I thought it was so appropriate that a shiny bright orange Porsche 918 Spyder was present. This car is the epitome of what Porsche stands for these days, a mix of high performance and hybrid technology.
It made even more of a statement with three 959s positioned in various work bays behind it! Exactly 30 years separates these two models, but the 959 remains incredibly current with its technology and performance, especially when fitted with Canepa’s upgrade packages that lifts output to 700hp! I know which one I’d rather have…
The variety I’d found outside in the parking lot was very much reflected inside too. I passed this spotless Pantera on the way to check out a pair of older 911s in the back.
But then I came across this, a true Le Mans legend.
This 250LM was the very car that won Le Mans back in 1965, and the last Ferrari to win the French endurance race outright. Being in front of such an important historical vehicle had me in awe, especially since it was left as it finished the race over 50 years ago, still covered in dirt, oil and grime from the victorious day. The car was entered as part of the North American Racing Team (NART), a privateer/customer race team that ended up beating the factory Scuderia Ferrari P2. It’s a very important car for Ferrari and the NART name, and one that Canepa looks after for its owner, the Indianapolis Motor Speedway Hall Of Fame Museum.
In case you missed it, I’ve already run a small spotlight on the silver 959 above. I saw it arrive at the event that morning and by the time I was in the workshop it was already lifted on axle stands ready for some TLC. And yes, there were two more cars behind it, the red one a very rare Sport version, plus a fourth in the showroom.
Also from the same era as the 250LM was this 1965 275 finished in an elegant shade of dark blue and showing off its beautiful 3.3L V12 motor without the usual large airbox that covers the six carburettors.Best Of The Best
Having spent half my life in Japan and become accustomed to tiny workshops, I’m always surprised at the size of some outfits when I travel overseas. The Canepa facility is pretty massive and there was literally something around every corner, from more crazy cars, to various storage, all the way to Japan-inspired vertical car storage.
Remember the Countach I showed you at the beginning of this post? Well, here’s the inspiration for the color, Bruce Canepa’s own P1 GTR. What a machine! I think I might have left a puddle of drool beside it.

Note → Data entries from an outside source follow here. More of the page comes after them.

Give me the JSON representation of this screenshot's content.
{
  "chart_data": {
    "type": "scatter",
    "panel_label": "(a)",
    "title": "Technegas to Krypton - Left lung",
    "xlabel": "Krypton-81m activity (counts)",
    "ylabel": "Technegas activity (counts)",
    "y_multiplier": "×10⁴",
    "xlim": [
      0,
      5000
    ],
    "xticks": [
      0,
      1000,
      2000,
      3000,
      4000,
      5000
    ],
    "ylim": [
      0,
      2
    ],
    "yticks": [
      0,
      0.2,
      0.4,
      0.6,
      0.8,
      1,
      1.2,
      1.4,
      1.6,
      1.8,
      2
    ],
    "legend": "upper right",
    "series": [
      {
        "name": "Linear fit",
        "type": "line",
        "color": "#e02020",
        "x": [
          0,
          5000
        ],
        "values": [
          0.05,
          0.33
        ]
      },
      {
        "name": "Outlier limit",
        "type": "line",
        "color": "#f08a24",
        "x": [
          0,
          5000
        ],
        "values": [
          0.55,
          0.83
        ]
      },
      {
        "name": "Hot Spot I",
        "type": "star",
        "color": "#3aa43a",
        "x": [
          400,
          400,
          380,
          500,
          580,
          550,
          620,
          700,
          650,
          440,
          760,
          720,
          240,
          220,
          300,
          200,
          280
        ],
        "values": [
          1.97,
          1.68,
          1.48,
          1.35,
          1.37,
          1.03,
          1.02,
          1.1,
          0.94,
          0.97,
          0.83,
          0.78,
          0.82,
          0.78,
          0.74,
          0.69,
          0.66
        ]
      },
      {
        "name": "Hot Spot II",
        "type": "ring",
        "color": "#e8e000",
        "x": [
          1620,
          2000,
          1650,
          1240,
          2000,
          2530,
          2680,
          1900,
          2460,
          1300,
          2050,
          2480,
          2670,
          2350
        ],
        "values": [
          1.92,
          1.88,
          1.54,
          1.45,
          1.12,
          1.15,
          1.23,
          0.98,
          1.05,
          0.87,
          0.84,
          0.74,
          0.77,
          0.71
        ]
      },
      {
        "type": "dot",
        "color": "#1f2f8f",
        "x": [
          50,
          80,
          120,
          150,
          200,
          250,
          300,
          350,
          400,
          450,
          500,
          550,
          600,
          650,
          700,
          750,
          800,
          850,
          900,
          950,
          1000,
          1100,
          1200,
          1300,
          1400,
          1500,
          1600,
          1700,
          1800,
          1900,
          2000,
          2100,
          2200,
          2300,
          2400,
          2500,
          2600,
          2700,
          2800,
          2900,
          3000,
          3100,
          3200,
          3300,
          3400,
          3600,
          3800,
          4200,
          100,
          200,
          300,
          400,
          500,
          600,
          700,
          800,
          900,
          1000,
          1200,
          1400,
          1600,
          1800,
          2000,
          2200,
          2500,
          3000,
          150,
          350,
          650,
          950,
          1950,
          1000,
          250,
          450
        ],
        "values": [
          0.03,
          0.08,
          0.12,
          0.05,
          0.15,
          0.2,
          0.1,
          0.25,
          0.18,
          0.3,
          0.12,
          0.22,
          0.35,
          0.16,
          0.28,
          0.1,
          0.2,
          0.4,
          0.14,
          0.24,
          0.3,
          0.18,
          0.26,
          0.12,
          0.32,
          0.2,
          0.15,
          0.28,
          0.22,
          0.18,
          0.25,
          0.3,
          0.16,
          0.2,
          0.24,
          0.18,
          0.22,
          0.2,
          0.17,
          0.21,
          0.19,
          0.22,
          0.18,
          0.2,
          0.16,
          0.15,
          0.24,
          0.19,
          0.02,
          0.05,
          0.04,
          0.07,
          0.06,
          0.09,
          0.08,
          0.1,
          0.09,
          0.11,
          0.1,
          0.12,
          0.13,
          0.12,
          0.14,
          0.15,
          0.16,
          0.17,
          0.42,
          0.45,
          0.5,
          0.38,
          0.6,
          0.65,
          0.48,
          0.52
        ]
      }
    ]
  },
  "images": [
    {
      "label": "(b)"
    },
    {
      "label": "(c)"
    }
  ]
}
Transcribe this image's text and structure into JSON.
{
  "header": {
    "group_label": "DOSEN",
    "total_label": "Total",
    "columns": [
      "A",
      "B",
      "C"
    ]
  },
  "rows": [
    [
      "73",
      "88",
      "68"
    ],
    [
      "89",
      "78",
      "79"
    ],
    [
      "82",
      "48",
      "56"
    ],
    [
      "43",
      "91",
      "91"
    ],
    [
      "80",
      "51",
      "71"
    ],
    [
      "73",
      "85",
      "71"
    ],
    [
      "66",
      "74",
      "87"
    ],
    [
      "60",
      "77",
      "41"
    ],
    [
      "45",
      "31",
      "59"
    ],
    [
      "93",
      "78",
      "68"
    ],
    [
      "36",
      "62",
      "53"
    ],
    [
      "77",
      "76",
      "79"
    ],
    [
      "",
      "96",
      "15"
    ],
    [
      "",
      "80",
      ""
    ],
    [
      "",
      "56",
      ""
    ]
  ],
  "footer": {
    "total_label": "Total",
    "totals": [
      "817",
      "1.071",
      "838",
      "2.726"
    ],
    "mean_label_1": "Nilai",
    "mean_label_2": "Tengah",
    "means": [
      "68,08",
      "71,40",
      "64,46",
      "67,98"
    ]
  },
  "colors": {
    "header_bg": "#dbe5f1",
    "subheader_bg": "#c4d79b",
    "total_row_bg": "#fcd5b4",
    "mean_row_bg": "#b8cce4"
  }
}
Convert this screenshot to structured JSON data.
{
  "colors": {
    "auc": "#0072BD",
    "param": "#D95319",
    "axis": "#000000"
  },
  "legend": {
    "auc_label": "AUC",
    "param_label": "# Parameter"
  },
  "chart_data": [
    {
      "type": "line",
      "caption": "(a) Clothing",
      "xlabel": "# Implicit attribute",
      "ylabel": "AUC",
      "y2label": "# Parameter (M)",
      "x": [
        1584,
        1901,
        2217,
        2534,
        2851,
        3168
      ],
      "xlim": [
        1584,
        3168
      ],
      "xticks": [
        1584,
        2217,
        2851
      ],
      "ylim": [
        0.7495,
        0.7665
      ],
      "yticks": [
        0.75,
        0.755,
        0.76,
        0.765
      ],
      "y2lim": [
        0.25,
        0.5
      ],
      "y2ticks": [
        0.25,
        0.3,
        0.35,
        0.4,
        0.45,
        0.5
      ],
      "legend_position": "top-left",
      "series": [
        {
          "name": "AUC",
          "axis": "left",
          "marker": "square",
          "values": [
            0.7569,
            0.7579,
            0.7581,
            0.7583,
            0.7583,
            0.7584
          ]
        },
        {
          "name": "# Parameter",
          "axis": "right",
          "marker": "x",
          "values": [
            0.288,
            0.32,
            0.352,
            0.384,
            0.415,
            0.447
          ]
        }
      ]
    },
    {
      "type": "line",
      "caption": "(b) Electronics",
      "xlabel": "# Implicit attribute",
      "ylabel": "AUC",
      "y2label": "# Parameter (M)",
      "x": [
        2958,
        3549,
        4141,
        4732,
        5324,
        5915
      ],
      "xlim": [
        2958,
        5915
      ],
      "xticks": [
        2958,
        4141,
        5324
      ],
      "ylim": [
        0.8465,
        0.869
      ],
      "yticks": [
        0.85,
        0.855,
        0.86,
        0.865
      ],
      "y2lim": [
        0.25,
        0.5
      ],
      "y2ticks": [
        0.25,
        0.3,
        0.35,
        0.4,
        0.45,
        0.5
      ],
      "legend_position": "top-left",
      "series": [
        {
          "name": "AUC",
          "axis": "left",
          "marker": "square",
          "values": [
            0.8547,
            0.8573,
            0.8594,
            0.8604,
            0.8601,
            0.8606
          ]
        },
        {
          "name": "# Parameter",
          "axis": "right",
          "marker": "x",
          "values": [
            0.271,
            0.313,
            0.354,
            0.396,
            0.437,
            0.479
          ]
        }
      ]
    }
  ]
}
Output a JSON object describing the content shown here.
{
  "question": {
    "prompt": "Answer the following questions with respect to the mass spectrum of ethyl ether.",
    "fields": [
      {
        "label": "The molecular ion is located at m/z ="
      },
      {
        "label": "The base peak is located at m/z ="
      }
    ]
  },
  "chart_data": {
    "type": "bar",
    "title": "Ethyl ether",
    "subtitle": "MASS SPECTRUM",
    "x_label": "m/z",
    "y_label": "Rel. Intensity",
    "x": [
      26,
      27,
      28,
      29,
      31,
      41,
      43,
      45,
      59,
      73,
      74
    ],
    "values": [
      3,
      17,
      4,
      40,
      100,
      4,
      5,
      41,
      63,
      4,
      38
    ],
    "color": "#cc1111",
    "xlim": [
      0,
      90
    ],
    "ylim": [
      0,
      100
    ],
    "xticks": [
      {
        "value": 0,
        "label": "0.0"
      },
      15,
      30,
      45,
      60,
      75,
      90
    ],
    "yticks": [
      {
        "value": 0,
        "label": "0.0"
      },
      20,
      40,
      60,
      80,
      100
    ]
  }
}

‘But of course, why not?’ – this is the thought that came to mind with every car I saw. I mean, what else would you expect to see after a P1 GTR than a perfectly preserved Lancia Beta Monte Carlo Group 5 racer?
Or a Singer Porsche.
Canepa’s customers aren’t too shy about collecting and properly using older race cars, and there were some other cool machines around the place, like this 1971 McLaren M8F Can-Am car and what looks like a Porsche 962C shell next to it.
Check out this bare chassis built around a Corvette roof. I say roof, as that along with the A-pillars is pretty much all that remains of the donor car.
This was another fresh sighting for me, the Mustang Shelby GT350. Too bad I couldn’t hear the flat-plane crank V8 that sits under the subtly-vented bonnet scream.Truly Overwhelming
By the time I stepped into the main Canepa showroom I was beyond overwhelmed. The space contained everything from a 300SL Spider and a Countach, to old 911 Turbos and a 959.
Oh, and an impossibly stunning BMW M1.
This is what car heaven looks like! Mind you, it was definitely missing some Japanese rarities. Sorry Mr. Canepa, but an Hakosuka or a Kenmeri, a Cosmo 110S or a 2000GT would have really rounded things off nicely.
But I am of course being stupid and unnecessarily picky. In fact, my brain was so overloaded that I had to call it a day right then and there.
I need to take more time, visit the place calmly and feature a lot of the cars properly. Only then would I feel satisfied reporting it all back to you guys. It’s also the reason I refused to go and check out the second floor – I simply wouldn’t have been able to give it the attention it deserved. Therefore, I got into ‘my’ Pagani and drove back up to San Francisco, ending what was one of the most epic mornings I’ve ever had.
Thanks you Pagani and thank you Canepa. I will be back (with a sleeping bag)!